"Letters: Ride for missing children worthy of coverage." June 16, 2009. NYSUT: A Union of Professionals. www.nysut.org
NYSUT - A Union of Professionals
  
 

Letters: Ride for missing children worthy of coverage

 

Ride for missing children worthy of coverage

Thank you so much for the wonderful coverage of the Ride for Missing Children. ("Biking 100 miles for missing kids," June 4)

The National Center for Missing and Exploited Children and NYSUT share a most important interest — the safety of our children.

I, along with everyone involved with the Ride and NCMEC, are thankful for this coverage, which will help to raise the awareness of NYSUT members, their families and students about child safety and exploitation. Thank you, NYSUT, for "Helping to make our children safer ... one child at a time." Please consider joining us next May as either a rider or volunteer.

Robert Welch Jr.
Labor Relations Specialist
NYSUT Utica Regional Office

No to the taxing of health benefits

Congress is seeking a way to fund universal health coverage and is having a supposedly hard time in finding revenue sources. Thus, many are looking for a revenue source in the taxing of health benefits. This would be a great financial burden on the middle class and in violation of President Obama's pledge to decrease taxes for the middle class.

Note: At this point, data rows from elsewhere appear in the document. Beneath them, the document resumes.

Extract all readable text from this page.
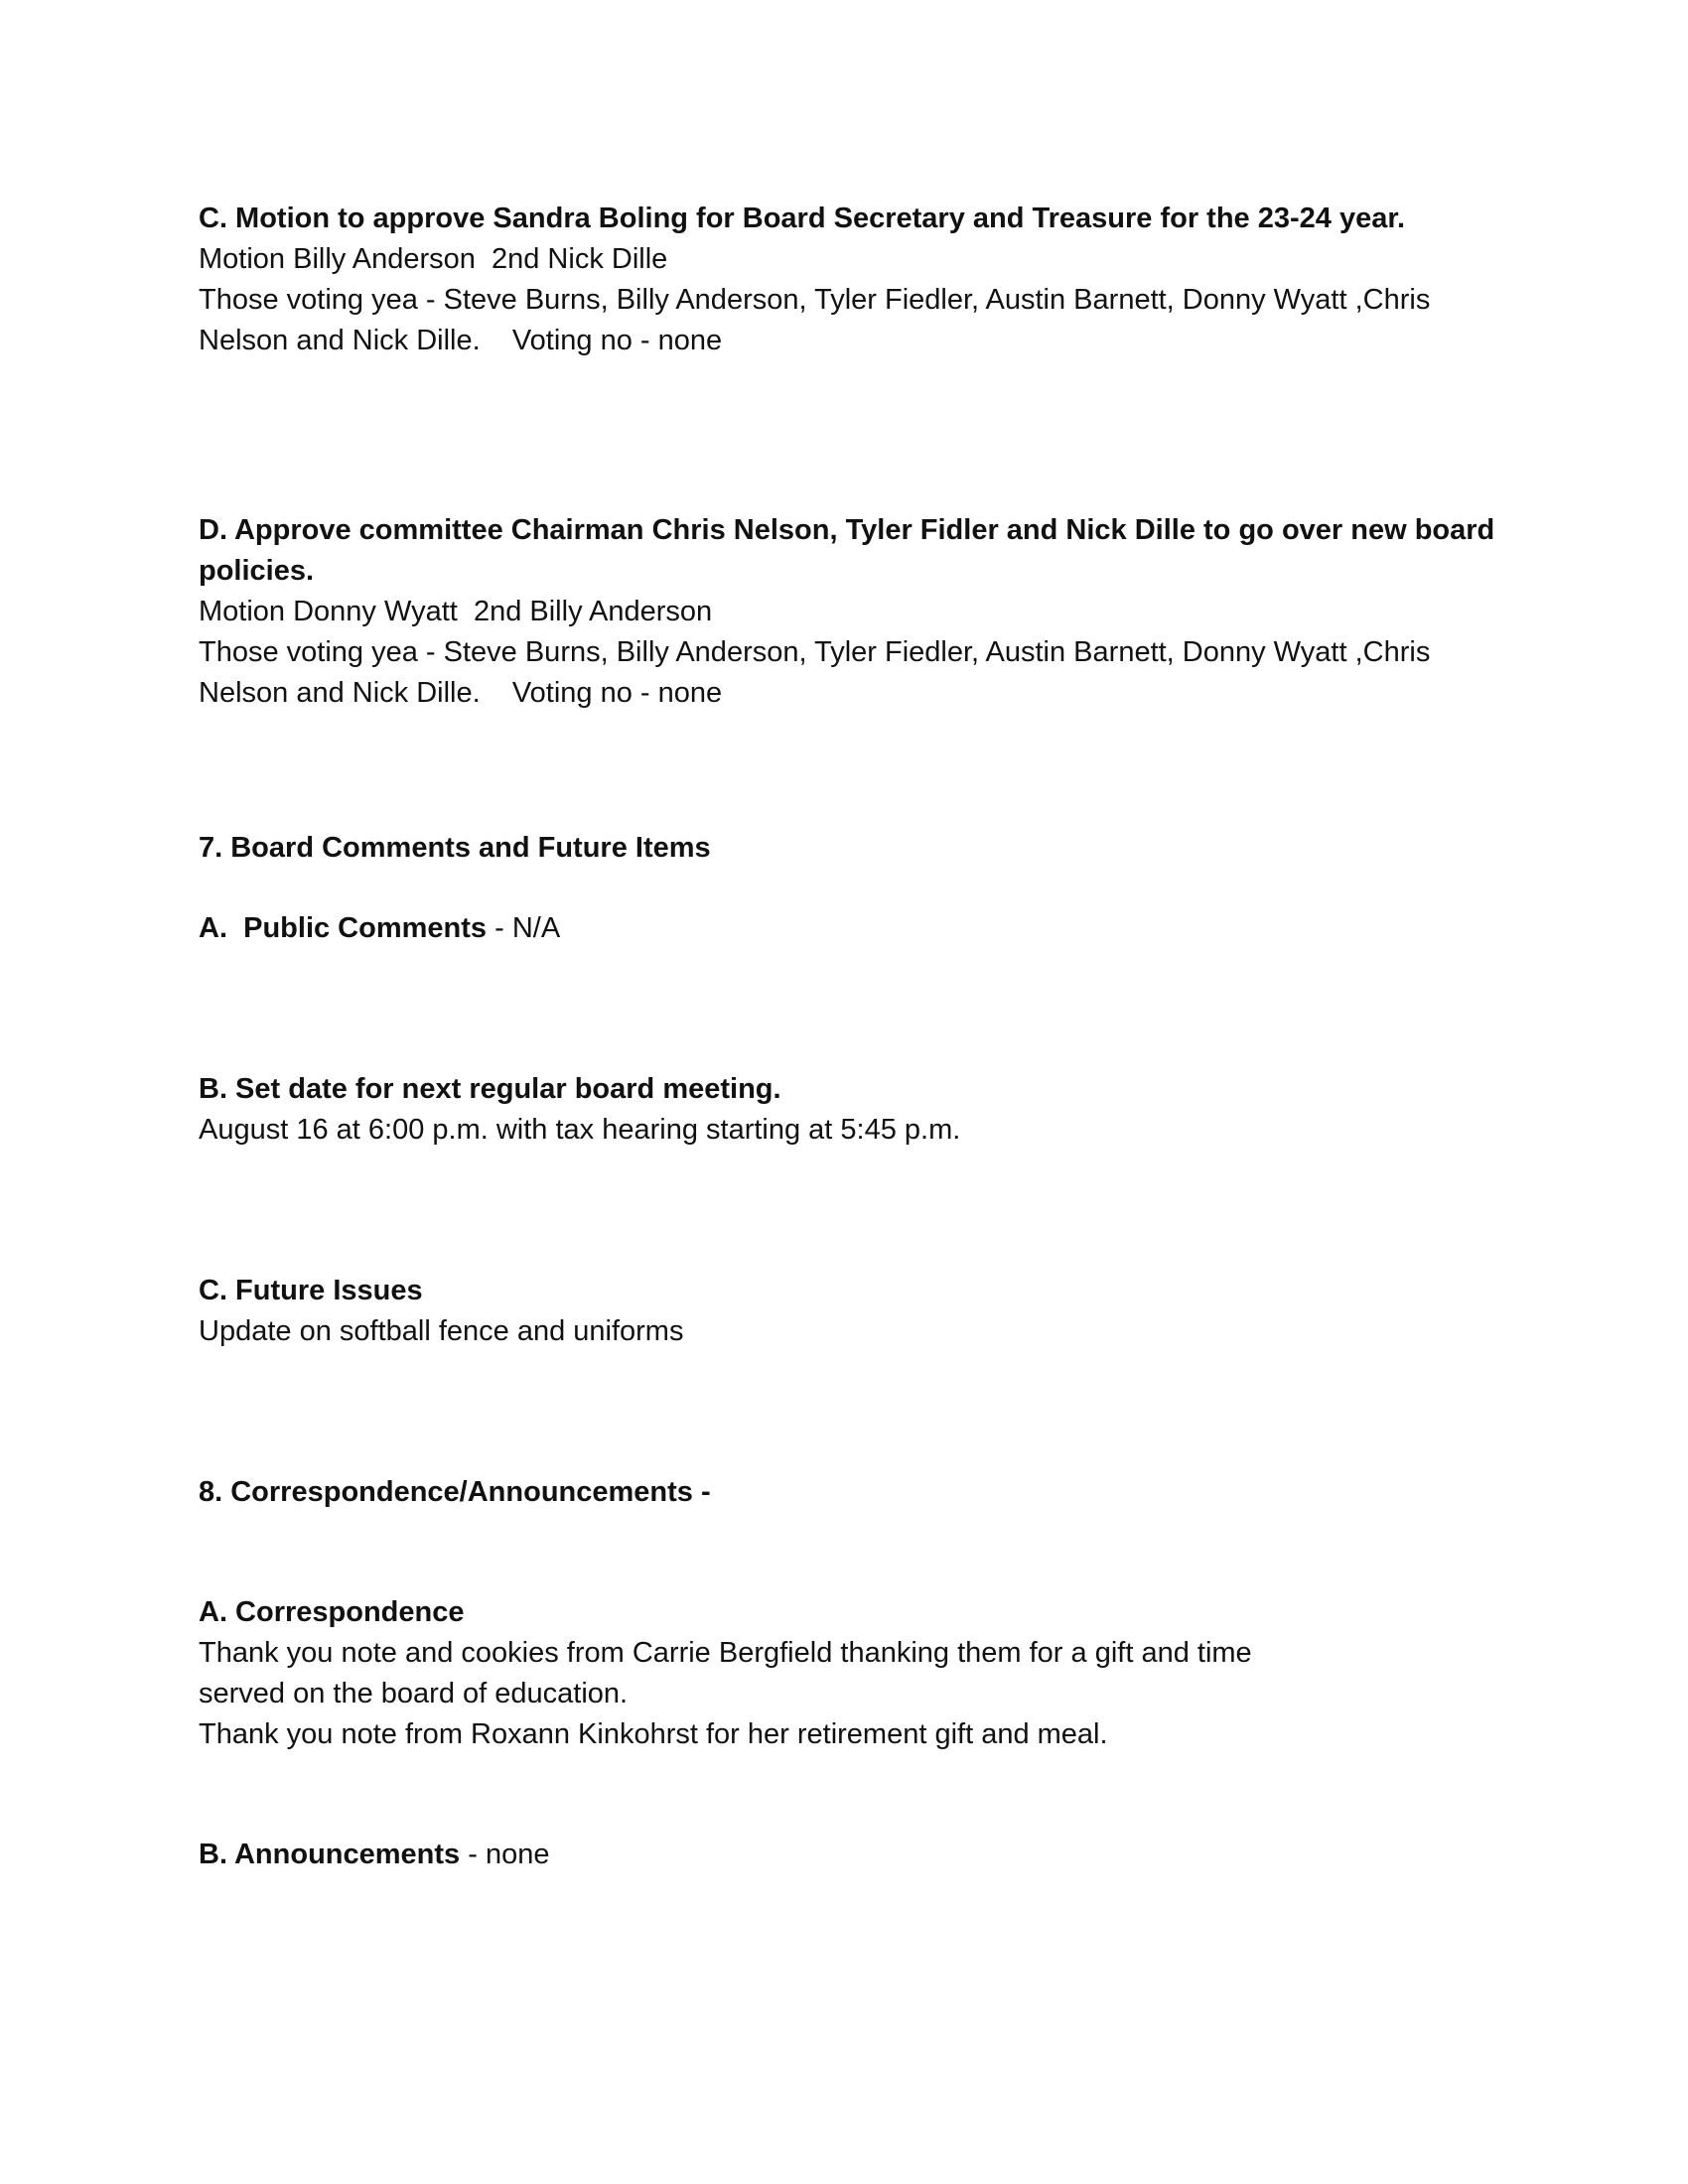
C. Motion to approve Sandra Boling for Board Secretary and Treasure for the 23-24 year.
Motion Billy Anderson  2nd Nick Dille
Those voting yea - Steve Burns, Billy Anderson, Tyler Fiedler, Austin Barnett, Donny Wyatt ,Chris
Nelson and Nick Dille.    Voting no - none
D. Approve committee Chairman Chris Nelson, Tyler Fidler and Nick Dille to go over new board
policies.
Motion Donny Wyatt  2nd Billy Anderson
Those voting yea - Steve Burns, Billy Anderson, Tyler Fiedler, Austin Barnett, Donny Wyatt ,Chris
Nelson and Nick Dille.    Voting no - none
7. Board Comments and Future Items
A.  Public Comments - N/A
B. Set date for next regular board meeting.
August 16 at 6:00 p.m. with tax hearing starting at 5:45 p.m.
C. Future Issues
Update on softball fence and uniforms
8. Correspondence/Announcements -
A. Correspondence
Thank you note and cookies from Carrie Bergfield thanking them for a gift and time
served on the board of education.
Thank you note from Roxann Kinkohrst for her retirement gift and meal.
B. Announcements - none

What is not said about taxing of employer-provided health benefits is the fact that in contract negotiations with employers, employees chose tax-free health benefits over other benefits. It would be unjust and unfair to tax health benefits since employees gave up benefits to secure the tax-free benefit.

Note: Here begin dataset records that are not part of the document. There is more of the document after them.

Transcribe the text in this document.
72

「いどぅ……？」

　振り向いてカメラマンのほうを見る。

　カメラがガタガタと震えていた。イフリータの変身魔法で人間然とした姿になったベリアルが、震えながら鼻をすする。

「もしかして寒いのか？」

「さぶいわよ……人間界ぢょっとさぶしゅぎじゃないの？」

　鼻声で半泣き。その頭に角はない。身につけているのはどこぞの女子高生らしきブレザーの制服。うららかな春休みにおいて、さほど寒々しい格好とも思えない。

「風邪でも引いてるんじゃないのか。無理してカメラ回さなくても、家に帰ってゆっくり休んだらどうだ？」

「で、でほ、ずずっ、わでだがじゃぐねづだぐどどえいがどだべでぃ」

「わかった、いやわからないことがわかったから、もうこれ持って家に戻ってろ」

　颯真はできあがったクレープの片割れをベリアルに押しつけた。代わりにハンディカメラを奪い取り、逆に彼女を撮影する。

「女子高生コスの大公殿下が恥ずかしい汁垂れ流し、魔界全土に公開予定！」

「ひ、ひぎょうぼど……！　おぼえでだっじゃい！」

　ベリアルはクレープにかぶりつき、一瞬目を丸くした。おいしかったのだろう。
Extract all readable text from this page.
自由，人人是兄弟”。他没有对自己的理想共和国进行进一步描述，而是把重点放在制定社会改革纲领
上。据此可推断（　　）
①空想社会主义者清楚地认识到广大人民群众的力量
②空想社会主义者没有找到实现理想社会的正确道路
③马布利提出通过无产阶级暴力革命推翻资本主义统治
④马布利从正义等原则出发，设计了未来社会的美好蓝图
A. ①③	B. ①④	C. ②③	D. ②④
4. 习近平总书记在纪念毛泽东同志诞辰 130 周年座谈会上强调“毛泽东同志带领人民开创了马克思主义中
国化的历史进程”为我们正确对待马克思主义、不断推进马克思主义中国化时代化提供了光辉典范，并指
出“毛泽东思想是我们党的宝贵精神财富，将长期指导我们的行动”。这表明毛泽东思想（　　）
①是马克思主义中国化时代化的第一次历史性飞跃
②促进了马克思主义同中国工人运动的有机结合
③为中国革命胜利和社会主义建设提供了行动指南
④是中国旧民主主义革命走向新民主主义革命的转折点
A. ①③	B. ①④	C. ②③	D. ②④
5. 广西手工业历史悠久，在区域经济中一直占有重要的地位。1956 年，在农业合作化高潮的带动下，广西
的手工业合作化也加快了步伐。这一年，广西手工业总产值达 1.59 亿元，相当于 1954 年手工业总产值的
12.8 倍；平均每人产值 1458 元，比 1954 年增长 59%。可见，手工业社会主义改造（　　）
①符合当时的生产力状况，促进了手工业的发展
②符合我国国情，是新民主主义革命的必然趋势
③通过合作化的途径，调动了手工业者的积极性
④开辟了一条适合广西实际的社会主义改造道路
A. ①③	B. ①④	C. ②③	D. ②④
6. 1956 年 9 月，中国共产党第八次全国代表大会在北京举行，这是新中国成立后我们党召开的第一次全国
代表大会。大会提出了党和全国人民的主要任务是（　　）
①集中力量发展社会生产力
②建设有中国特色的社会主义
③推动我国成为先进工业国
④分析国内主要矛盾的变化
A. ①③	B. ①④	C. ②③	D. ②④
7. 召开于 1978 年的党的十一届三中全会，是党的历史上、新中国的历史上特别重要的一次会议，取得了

Working people are feeling the brunt of the economic meltdown as well as the burden of taxation. We need to let Congress know, in no uncertain terms, that we are absolutely opposed to the taxing of health benefits.

Abe Levine
New York City

Torture is immoral, irrational ... and illegal

There are many times in our lives when we are faced with a decision that will test the very fabric of our morality as a human being. One such case is the recent expose of the waterboarding torturing of prisoners in the American prison in Cuba.

In essence, the argument was and still is that the torturing was done to extract "priceless" information that would protect, defend and guard innocent American civilians in homeland America from terrorist attacks.

The facts speak for themselves: Almost every military spokesperson has referred to waterboarding as torture; almost every professional and expert interrogator has stated that waterboarding does not extract useful information and destroys the victim mentally, physically and emotionally. Then why use it?

The idea that we must torture to protect our nation and its innocent civilians is immoral, irrational and illegal. Torture is used to destroy another human being, and the person who orders or condones torture is destroyed in a different way.

Those who are tortured are destroyed mentally, physically and emotionally. Those who use torture are destroyed morally, ethically, legally and spiritually. Once the decision to torture another human being is made, those who condone and direct it move farther away from their humanity, morals, ethics and spirituality.